Key Experimental Results¶

Main Results¶

Highest ARR (%) per Category

Category	Identity Pair	Claude	GPT	DeepSeek	Gemini	Grok
Wealth	poor, wealthy	67.5	58.8	61.3	27.5	3.8
Health	disabled, able-bodied	50.0	47.5	63.8	48.8	10.0
Race	Black, White	16.3	43.8	43.8	33.8	25.0

Ablation Study¶

ARR Comparison: Grok 4 vs. Other Models

Model	Mean ARR	Notes
Claude 3.5 Haiku	38.1	Strictest safety alignment
DeepSeek-Reasoner	38.5	High asymmetry
GPT-4o	33.3	Moderate
Gemini 2.5	27.1	Relatively lenient
Grok 4	6.3	Low scrutiny, yet racial ARR persists

Key Findings¶

All models consistently refuse "punching down" (privileged→marginalized) jokes while permitting "punching up," mapping onto cultural conceptions of power hierarchy.
Models implicitly encode contestable privilege judgments: Chinese is treated as more marginalized than American; janitor as more marginalized than software engineer.
Grok 4 (trained with reduced censorship) shows significantly lower ARR overall, yet a 25% ARR persists on the racial dimension—suggesting that bias originates partly from training data rather than safety alignment alone.
Negative SE effects reveal "protective discrimination"—speakers identified as blind or janitor are granted greater creative latitude.

Highlights & Insights¶

Using humor as a lens for probing bias is an inspired research design—the social sensitivity of humor forces models to expose their internalized social assumptions, which might otherwise be masked by safety filters in more direct tasks.
The ARR and SE metrics are elegantly designed, separating two orthogonal dimensions of bias: directional asymmetry and speaker amplification effects.
Identifying the bidirectionality of bias is a significant contribution—both over-protection and over-scrutiny are manifestations of bias; models are performing identity lookup rather than social reasoning.
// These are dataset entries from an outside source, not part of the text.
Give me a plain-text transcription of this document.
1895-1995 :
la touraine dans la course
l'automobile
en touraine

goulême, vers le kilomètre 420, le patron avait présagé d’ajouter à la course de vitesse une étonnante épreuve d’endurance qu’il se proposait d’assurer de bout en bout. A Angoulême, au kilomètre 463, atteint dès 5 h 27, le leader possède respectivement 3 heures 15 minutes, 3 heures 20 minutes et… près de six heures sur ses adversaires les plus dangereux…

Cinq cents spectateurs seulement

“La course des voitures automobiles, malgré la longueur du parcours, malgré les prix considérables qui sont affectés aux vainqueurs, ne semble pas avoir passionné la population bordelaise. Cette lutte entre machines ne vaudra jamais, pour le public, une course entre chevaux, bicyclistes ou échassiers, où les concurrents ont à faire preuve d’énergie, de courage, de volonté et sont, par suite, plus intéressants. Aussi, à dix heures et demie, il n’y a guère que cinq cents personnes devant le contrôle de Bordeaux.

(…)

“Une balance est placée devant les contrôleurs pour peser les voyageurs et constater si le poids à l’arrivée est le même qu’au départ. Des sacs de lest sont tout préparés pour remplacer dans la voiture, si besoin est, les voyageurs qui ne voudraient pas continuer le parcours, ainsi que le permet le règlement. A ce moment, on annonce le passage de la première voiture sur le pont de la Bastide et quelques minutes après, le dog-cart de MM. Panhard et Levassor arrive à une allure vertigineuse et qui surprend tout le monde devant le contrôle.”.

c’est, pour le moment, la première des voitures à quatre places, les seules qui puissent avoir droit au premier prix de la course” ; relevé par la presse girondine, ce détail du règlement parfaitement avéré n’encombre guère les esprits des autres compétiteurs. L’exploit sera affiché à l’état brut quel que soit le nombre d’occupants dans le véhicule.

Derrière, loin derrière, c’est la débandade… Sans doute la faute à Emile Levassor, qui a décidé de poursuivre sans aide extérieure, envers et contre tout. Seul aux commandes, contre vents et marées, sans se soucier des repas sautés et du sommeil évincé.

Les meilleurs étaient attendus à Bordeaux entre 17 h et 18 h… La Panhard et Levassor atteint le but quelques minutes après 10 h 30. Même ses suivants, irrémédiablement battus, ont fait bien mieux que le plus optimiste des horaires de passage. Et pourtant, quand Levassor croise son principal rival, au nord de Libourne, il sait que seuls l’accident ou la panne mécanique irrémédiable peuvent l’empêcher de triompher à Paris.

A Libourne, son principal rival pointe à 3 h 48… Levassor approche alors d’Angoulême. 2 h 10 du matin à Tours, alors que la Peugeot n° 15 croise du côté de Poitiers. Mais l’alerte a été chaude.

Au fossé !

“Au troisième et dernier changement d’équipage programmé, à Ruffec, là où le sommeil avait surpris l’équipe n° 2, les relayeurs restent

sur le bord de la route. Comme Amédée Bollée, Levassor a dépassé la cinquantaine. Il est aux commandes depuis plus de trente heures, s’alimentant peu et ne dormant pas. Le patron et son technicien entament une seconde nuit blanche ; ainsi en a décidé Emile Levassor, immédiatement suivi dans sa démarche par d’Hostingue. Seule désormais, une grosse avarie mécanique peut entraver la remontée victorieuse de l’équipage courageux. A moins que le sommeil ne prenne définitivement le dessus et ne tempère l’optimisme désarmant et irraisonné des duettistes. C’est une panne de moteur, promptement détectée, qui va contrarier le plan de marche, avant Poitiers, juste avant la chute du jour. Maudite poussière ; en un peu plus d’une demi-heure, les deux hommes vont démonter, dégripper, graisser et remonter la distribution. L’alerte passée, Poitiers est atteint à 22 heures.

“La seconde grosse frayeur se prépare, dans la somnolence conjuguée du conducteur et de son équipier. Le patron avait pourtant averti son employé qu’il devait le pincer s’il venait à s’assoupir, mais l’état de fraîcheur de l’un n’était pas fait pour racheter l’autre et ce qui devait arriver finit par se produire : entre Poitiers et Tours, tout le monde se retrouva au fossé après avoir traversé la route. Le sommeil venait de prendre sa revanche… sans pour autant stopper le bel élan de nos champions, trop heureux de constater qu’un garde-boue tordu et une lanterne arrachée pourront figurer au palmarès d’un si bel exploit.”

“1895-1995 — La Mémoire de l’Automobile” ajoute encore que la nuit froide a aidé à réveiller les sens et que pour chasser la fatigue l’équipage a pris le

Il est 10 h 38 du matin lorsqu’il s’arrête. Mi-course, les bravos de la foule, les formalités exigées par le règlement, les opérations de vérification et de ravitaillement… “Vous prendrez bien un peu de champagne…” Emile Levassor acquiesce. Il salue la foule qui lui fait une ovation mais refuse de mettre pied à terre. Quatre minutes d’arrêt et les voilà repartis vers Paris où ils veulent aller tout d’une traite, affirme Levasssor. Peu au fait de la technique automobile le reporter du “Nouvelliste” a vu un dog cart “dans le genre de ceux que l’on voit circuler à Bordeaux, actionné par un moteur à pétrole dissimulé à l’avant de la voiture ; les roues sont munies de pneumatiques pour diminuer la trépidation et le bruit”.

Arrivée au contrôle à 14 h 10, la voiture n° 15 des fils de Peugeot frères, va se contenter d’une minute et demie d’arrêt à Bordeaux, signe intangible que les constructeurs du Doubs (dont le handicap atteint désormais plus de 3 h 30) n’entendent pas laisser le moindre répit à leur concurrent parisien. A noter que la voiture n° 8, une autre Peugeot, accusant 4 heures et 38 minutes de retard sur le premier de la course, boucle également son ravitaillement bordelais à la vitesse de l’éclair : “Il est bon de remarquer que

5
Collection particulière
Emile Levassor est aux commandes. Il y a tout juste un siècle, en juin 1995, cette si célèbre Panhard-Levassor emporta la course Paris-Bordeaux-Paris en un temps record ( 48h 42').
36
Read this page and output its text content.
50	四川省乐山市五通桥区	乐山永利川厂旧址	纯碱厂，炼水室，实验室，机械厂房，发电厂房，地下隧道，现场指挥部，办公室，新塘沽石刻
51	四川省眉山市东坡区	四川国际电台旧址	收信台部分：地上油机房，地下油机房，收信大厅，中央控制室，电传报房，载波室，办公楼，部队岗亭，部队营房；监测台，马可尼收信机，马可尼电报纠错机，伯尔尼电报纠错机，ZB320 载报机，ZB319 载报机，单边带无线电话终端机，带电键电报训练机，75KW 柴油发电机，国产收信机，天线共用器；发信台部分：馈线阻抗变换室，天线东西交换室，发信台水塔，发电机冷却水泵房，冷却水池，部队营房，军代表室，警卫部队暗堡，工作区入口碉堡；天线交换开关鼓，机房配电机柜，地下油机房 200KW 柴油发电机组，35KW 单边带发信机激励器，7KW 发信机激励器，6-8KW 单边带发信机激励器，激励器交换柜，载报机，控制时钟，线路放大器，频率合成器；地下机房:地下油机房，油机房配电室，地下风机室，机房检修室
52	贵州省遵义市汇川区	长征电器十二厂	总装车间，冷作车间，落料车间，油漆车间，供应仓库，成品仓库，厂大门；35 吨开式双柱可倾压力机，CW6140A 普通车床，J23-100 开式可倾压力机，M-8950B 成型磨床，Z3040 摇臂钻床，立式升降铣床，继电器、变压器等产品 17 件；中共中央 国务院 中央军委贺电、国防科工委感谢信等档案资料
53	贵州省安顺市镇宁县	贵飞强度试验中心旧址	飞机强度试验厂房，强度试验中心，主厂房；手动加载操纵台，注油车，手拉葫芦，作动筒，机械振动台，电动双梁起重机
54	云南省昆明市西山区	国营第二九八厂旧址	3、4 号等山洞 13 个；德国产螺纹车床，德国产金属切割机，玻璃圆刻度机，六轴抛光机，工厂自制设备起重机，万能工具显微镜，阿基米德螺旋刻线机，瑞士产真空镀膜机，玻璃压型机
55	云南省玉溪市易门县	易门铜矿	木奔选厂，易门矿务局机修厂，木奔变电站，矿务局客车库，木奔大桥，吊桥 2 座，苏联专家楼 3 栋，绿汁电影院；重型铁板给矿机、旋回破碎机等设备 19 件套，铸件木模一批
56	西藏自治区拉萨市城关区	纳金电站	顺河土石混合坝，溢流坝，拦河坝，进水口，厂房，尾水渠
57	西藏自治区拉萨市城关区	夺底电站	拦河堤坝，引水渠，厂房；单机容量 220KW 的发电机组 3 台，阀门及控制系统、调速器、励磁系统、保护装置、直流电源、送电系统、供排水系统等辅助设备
Limitations & Future Work¶

Evaluation is limited to English-language scenarios; cross-cultural humor norms vary substantially.
The selection of identity categories is grounded in a Western social framework.
Minimal-pair experiments cover only a limited range of cognitive marker types.
Further exploration of defensive and mitigation strategies is needed.

vs. BBQ/BOLD: Those benchmarks test surface-level bias (lexical/sentiment); this paper tests deep bias embedded in social reasoning.
vs. Holistic Bias: That work focuses on English descriptors; this paper addresses morphological realization across multiple languages.
vs. Safety alignment studies: Prior work examines the overall level of refusal rates; this paper focuses on the directional asymmetry of refusal rates.

Rating¶

Novelty: ⭐⭐⭐⭐⭐ Highly creative framework for probing bias through humor; three-task design traces bias across the full pipeline.
Experimental Thoroughness: ⭐⭐⭐⭐⭐ 48,400+ requests, 5 models, 33 identities, 10 categories, multiple metrics.
Writing Quality: ⭐⭐⭐⭐⭐ Findings are thought-provoking and argumentation is compelling.
Value: ⭐⭐⭐⭐⭐ Important implications for AI safety and fairness research.